Now here's my source of confusion. We are an non-profit standards organization with an open standard (written and approved by our members) that can be used without cost by all K-12 end users and vendors (members or not), and with no IP agreement to sign. True there is an optional product certification program, but that involves only a nominal fee to cover our costs. The SIF Certification program was created to support our end users who often demand products undergo SIF certification to ensure they will seamlessly interoperate (ideally out of the box - but there are a LOT of reasons including optional data elements, why things are often not that simple). The Clever folks know what I’m talking about ... or they will soon.

In earlier SIF releases, when the infrastructure was basically home grown, several integrators wrote what we call “agents” which allowed vendors (including vendors of SIS, Library, Transportation and more recently Assessment and LMS related systems) to essentially enable their applications run in SIF interoperability Zones without changing a line of code. For example some agents use internal application database triggers to detect data changes the application publishes. There are several free open source SIF Agent toolkits available today for SIF 2 and we expect the same for SIF 3 where the fact that the infrastructure is now based on REST will make things a lot easier.

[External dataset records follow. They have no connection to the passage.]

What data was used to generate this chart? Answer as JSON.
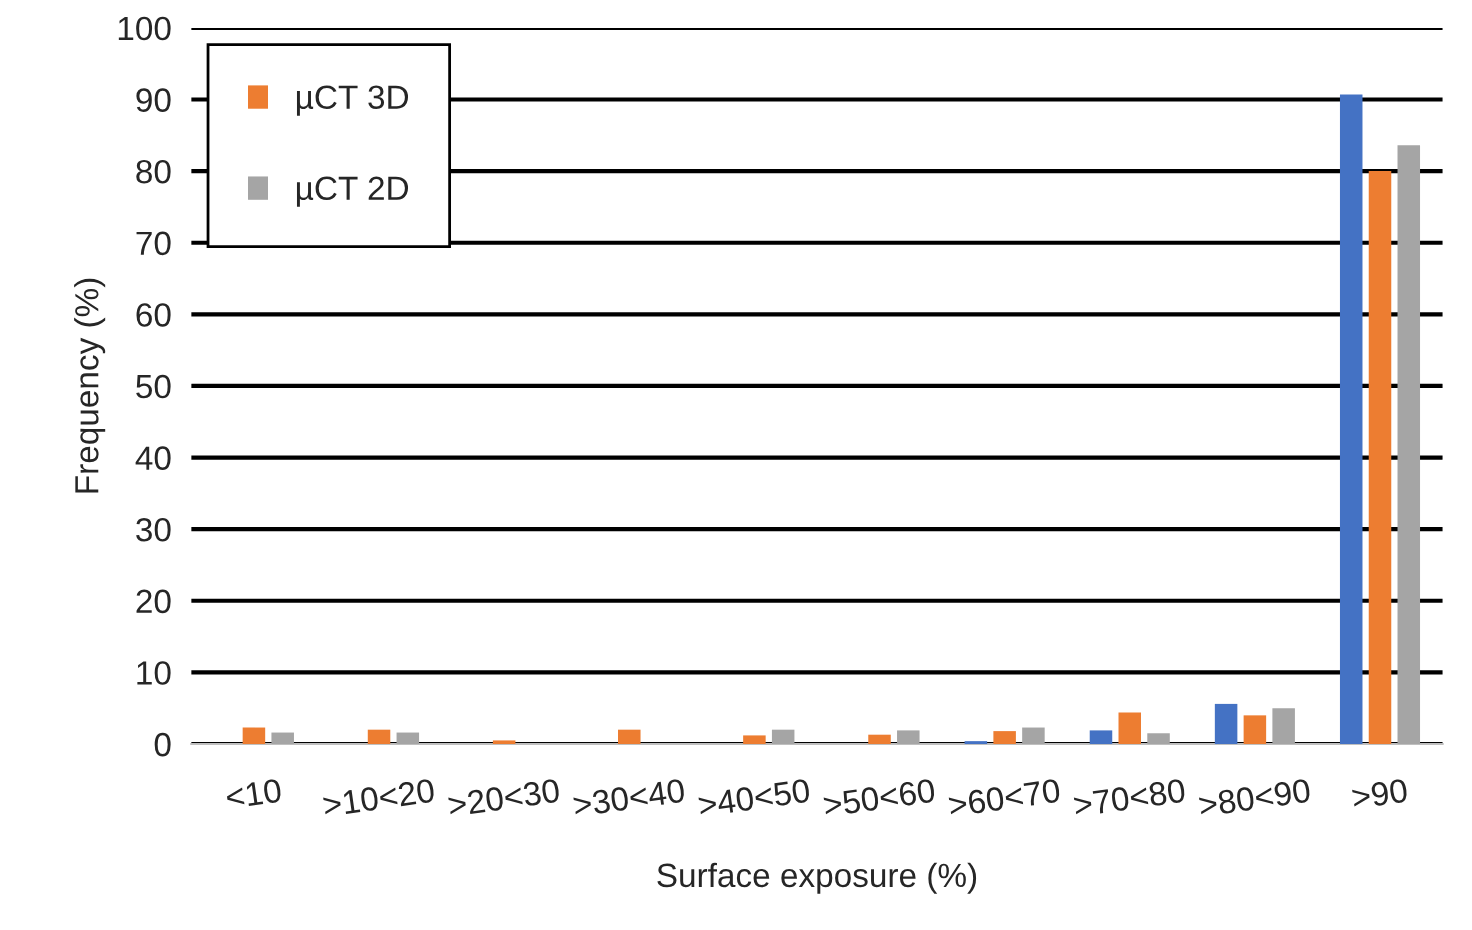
{
  "chart_data": {
    "type": "bar",
    "xlabel": "Surface exposure (%)",
    "ylabel": "Frequency (%)",
    "categories": [
      "<10",
      ">10<20",
      ">20<30",
      ">30<40",
      ">40<50",
      ">50<60",
      ">60<70",
      ">70<80",
      ">80<90",
      ">90"
    ],
    "series": [
      {
        "color": "#4472c4",
        "values": [
          null,
          null,
          null,
          null,
          null,
          null,
          0.4,
          1.9,
          5.6,
          90.7
        ]
      },
      {
        "name": "µCT 3D",
        "color": "#ed7d31",
        "values": [
          2.3,
          2.0,
          0.5,
          2.0,
          1.2,
          1.3,
          1.8,
          4.4,
          4.0,
          80
        ]
      },
      {
        "name": "µCT 2D",
        "color": "#a5a5a5",
        "values": [
          1.6,
          1.6,
          null,
          null,
          2.0,
          1.9,
          2.3,
          1.5,
          5.0,
          83.6
        ]
      }
    ],
    "ylim": [
      0,
      100
    ],
    "yticks": [
      0,
      10,
      20,
      30,
      40,
      50,
      60,
      70,
      80,
      90,
      100
    ],
    "grid": "y",
    "legend": "top left"
  }
}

So we finally reach my question. Some very smart people have invested $10 million dollars in Clever, but the stated business model seems (in SIF terms) to be to:

• Create and establish an API to retrieve data from SIS applications and

• Sell SIS vendors the agent software to allow them to utilize that API.

If that’s essentially correct (and if not, I would ask a Clever representative to correct me) than given our own experiences I just don’t understand how such a strategy can be effectively monetized to provide an acceptable return on such a large initial investment. And I’m particularly interested, because if I knew how to do that, I’d try and get my employers to do that too! :-)


You have to understand how schools get money, and how they spend money. As consumers, we have flexibility in how we can spend our money. Schools often do not have this flexibility. I'll provide an example of a scenario that I know intimately.

Schools buy educational content for classrooms and media labs. Increasingly, this content is electronic, but historically, schools are used to buying piles of dead trees covered in ink (physical books). Because of this historical precident, schools get their money in the form of large-dollar-amount, single-use budget allocations. Let me decode that. Someone in an administrative office notifies the person who will actually buy the materials and says something like, "You have $1.2 million dollars to spend by August. The checks must be issued by that date or the funds disappear."

So now the buyer is sitting on $1.2 million to spend by a specific date. Let's say I just built an ebook platform that allows students to log in to a website where I display non-fiction content, along with some reading comprehension questions. When I develop my pricing models, I have to make sure that they fit with the way the buyer spends their money. In the consumer space, we'd do something like:

All plans include access to over 900 titles!

$9.95/mo for up to 10 students

$19.95/mo for up to 25 students

$49.95/mo for up to 100 students

$99.99/mo for up to 500 students

More than 500 students? Call for custom pricing.

The buyer ignores your product completely. Why? Because they can't spend $100/month. The check has to be written by August, then the money goes away. The buyer is also used to buying physical books, so they're averse to the idea that they should pay monthly for something, even if it is much, MUCH cheaper. Remember, they don't know what their budgets will be next year, so "a bird in the hand" rules over value.

Instead, what often happens is that the publisher charges a one-time fee of $100,000 for 2,500 students, then agrees to keep the content accessible for as long as the school wants. The publisher takes on the risk associated with hosting the content, and is well compensated.

The school doesn't want to pay an API middleman, they want to buy content. Clever is very well situated, and publishers (and schools) are going to be very happy they exist.